Two separate pieces of research published on Thursday in the British Medical Journal and The Lancet Diabetes & Endocrinology journal found that either approach can lead to a drop in calories of between about 16 and 39 a day. The British parliament's Health Committee called last November for tough measures including a tax on sugary drinks to fight child obesity, but a spokesman for Prime Minister David Cameron said he did not agree and would propose other measures.
Graham MacGregor, who led the UK study as professor of cardiovascular medicine and chairman of the Action on Sugar campaign group, said the positive impact of calorie reduction could be dramatic across a large population over several years, even if its effect was not strong on an individual level.

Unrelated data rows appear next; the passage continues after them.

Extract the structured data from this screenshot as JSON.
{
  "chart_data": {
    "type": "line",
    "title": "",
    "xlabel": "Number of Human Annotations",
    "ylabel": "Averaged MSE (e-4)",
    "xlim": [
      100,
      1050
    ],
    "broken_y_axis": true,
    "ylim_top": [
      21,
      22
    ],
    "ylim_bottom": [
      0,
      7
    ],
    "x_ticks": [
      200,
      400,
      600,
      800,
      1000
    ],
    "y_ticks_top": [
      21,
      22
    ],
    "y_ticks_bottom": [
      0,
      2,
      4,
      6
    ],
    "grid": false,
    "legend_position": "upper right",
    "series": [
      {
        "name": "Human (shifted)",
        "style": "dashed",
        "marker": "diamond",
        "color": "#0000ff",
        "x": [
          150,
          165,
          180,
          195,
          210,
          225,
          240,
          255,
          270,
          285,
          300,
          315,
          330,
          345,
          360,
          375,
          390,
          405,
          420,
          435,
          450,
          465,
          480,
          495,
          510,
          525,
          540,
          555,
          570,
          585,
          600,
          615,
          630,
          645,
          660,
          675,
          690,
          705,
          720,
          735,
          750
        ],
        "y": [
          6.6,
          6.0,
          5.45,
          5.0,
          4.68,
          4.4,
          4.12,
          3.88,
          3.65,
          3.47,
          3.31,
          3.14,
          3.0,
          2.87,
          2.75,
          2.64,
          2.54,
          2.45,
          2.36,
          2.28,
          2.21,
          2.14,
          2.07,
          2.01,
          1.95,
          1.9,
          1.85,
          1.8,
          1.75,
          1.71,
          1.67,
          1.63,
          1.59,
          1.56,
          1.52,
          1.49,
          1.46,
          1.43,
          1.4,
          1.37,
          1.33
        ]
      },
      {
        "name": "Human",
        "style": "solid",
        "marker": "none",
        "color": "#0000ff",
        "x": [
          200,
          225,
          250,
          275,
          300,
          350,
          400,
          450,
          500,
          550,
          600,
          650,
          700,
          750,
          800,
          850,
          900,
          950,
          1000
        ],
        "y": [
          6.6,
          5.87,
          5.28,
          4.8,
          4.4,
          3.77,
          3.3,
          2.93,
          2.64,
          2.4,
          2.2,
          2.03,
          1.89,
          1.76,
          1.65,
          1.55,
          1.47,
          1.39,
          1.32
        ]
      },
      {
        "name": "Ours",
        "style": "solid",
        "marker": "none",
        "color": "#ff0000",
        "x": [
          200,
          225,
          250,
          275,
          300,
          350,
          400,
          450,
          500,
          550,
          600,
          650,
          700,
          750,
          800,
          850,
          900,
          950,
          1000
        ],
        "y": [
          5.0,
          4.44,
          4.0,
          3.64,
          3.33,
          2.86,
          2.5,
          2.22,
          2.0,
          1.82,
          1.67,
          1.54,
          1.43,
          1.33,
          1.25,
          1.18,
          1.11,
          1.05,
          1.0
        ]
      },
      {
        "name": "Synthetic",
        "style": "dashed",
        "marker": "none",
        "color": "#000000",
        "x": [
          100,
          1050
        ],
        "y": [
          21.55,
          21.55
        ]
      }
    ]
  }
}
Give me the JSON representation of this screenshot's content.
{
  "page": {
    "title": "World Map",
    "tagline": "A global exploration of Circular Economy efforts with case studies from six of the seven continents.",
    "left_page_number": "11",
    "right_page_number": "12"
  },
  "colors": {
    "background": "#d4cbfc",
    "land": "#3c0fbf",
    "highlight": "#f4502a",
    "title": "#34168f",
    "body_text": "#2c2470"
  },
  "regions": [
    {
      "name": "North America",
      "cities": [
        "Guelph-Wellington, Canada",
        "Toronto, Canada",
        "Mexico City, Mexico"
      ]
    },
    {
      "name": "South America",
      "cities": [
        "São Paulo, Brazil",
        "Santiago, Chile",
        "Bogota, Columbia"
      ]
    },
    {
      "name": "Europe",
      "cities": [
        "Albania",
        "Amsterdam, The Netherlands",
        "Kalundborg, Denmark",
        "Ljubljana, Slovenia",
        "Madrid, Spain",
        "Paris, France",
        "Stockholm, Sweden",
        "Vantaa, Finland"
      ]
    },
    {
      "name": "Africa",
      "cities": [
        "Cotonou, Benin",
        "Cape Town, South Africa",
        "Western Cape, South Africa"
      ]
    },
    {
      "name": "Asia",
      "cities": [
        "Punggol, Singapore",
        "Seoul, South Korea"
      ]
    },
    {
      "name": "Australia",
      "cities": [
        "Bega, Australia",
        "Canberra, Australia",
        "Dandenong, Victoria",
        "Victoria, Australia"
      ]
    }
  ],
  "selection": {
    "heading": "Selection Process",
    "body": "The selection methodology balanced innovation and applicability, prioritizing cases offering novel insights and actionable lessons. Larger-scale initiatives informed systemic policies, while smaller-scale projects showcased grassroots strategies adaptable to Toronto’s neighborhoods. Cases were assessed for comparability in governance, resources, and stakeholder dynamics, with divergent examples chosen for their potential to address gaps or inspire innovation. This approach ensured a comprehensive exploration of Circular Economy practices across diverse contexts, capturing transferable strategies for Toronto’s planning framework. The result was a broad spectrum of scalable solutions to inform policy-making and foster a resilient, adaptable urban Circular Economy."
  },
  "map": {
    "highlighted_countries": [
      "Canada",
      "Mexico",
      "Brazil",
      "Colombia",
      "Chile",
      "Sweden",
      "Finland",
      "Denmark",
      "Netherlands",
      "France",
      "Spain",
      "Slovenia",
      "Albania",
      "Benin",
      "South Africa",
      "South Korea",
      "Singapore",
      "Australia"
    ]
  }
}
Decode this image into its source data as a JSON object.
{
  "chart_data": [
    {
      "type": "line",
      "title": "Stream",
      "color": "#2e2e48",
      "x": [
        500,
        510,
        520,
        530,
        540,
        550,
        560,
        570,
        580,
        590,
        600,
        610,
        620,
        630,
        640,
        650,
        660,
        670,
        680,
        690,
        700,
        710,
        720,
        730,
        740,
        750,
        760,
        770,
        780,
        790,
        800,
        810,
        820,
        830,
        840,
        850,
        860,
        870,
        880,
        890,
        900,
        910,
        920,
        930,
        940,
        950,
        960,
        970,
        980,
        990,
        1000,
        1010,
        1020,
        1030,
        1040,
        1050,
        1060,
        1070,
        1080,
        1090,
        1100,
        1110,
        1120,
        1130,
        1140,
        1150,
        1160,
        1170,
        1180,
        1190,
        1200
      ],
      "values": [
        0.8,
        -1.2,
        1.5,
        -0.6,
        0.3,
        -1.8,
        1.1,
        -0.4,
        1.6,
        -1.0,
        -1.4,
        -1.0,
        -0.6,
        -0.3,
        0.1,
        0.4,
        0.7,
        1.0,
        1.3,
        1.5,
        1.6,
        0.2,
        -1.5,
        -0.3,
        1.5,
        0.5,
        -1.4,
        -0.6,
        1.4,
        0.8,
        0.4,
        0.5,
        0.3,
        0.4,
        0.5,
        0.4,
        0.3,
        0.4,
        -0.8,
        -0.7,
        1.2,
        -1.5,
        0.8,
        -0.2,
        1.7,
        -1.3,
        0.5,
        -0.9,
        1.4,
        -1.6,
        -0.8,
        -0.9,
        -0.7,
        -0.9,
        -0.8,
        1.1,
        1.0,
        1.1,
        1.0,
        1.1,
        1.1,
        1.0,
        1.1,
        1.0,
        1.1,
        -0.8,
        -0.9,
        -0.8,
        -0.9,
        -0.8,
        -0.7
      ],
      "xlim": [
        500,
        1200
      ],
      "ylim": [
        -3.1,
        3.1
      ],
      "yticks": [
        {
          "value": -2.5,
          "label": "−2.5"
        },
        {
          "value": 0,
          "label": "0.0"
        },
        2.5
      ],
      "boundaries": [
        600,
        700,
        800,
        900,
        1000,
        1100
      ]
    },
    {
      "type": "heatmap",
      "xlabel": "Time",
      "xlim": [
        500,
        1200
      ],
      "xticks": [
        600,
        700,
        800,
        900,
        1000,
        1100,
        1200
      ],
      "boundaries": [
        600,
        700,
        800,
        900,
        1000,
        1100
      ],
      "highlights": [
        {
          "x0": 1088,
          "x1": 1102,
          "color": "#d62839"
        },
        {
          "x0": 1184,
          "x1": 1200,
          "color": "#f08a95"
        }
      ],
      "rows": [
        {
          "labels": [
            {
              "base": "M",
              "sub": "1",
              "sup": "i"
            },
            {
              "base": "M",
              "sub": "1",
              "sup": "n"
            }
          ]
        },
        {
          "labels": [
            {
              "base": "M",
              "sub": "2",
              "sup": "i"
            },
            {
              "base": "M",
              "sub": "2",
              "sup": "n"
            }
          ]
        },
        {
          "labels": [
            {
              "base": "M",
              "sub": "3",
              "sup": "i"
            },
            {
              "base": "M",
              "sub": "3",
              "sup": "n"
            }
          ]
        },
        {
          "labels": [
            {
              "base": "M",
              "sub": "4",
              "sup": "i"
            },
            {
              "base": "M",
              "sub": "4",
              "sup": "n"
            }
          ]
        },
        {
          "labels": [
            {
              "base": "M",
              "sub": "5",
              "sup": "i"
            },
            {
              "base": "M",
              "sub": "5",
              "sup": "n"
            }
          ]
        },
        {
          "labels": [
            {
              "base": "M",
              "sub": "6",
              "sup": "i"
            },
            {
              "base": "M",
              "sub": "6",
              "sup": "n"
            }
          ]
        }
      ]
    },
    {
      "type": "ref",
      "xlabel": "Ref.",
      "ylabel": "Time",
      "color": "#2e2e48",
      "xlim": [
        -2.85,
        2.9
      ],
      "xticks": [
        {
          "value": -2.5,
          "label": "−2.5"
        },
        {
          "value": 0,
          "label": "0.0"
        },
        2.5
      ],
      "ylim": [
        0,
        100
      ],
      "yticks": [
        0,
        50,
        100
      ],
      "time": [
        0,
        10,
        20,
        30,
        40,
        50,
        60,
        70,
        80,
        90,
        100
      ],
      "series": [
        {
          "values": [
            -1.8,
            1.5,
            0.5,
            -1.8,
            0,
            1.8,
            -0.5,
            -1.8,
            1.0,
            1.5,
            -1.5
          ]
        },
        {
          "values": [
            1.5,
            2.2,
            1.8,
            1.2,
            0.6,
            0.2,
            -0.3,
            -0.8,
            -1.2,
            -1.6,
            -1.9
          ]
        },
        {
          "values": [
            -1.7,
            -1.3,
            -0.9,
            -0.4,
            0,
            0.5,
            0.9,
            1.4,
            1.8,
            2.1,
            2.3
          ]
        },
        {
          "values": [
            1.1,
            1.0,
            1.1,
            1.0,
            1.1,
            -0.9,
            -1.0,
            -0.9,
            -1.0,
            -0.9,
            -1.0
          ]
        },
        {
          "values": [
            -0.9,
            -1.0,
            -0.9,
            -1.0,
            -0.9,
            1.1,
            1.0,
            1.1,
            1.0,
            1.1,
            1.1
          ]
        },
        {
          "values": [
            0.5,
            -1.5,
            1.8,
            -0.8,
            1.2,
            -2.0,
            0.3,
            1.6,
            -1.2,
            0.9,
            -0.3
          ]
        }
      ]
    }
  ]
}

A gradual reduction in drinks' sugar content over five years - without replacing it with artificial sweeteners - is the best approach, he suggested. "Our study shows this strategy could have a profound impact on reducing energy intake from sugar-sweetened beverages and could therefore lower the risk of obesity and type 2 diabetes in the long term," he said in a statement about the findings.
His team's research used predictive modelling to assess the potential impact of a 40 percent reduction in free sugars added to drinks over five years in Britain. The results showed this would lead to an average drop in energy intake of 38.4 calories a day by the end of the fifth year, leading to an average reduction in body weight of 1.2 kilograms in adults.
This, the study found, would result in some 500,0000 fewer adults being overweight and a million fewer being obese - which in turn would prevent between 274,000 and 309,000 obesity-related type 2 diabetes cases over the next two decades.
Stephen O'Rahilly, who is director of the metabolic research laboratories at the University of Cambridge and was not directly involved in either study, said it would be hard to argue with the broad conclusions of MacGregor's work.
It was nevertheless "a purely theoretical study", he added. "There are many assumptions made which reduce confidence in the statements regarding the precise extent of the health benefit." In the second study in Mexico, researchers analysed the actual effect of a 10 percent tax on sugar-sweetened drinks introduced in January 2014.
They found it was associated with a 12 percent reduction in sales of taxed drinks and a 4 percent increase in purchases of untaxed drinks a year after it was implemented. Tom Sanders, a professor of nutrition and dietetics at King's College London who was asked for independent comment, said sugar taxes can work but the effect is small. "This study shows a fall of 36 millilitres per head per day, he said. "This is equivalent to about 1 sugar cube (16 calories), which is a drop in the caloric ocean."
Preventing obesity would need long-term reductions in total intake of around 300 to 500 calories a day, Sanders added, far greater than Mexican tax has achieved. Richard Tiffin, director of the centre for food security at Reading University, agreed. "For the policy to be really effective at improving health, a much larger reduction in consumption is needed," he said.
"The tax is too blunt an instrument to achieve this," he said.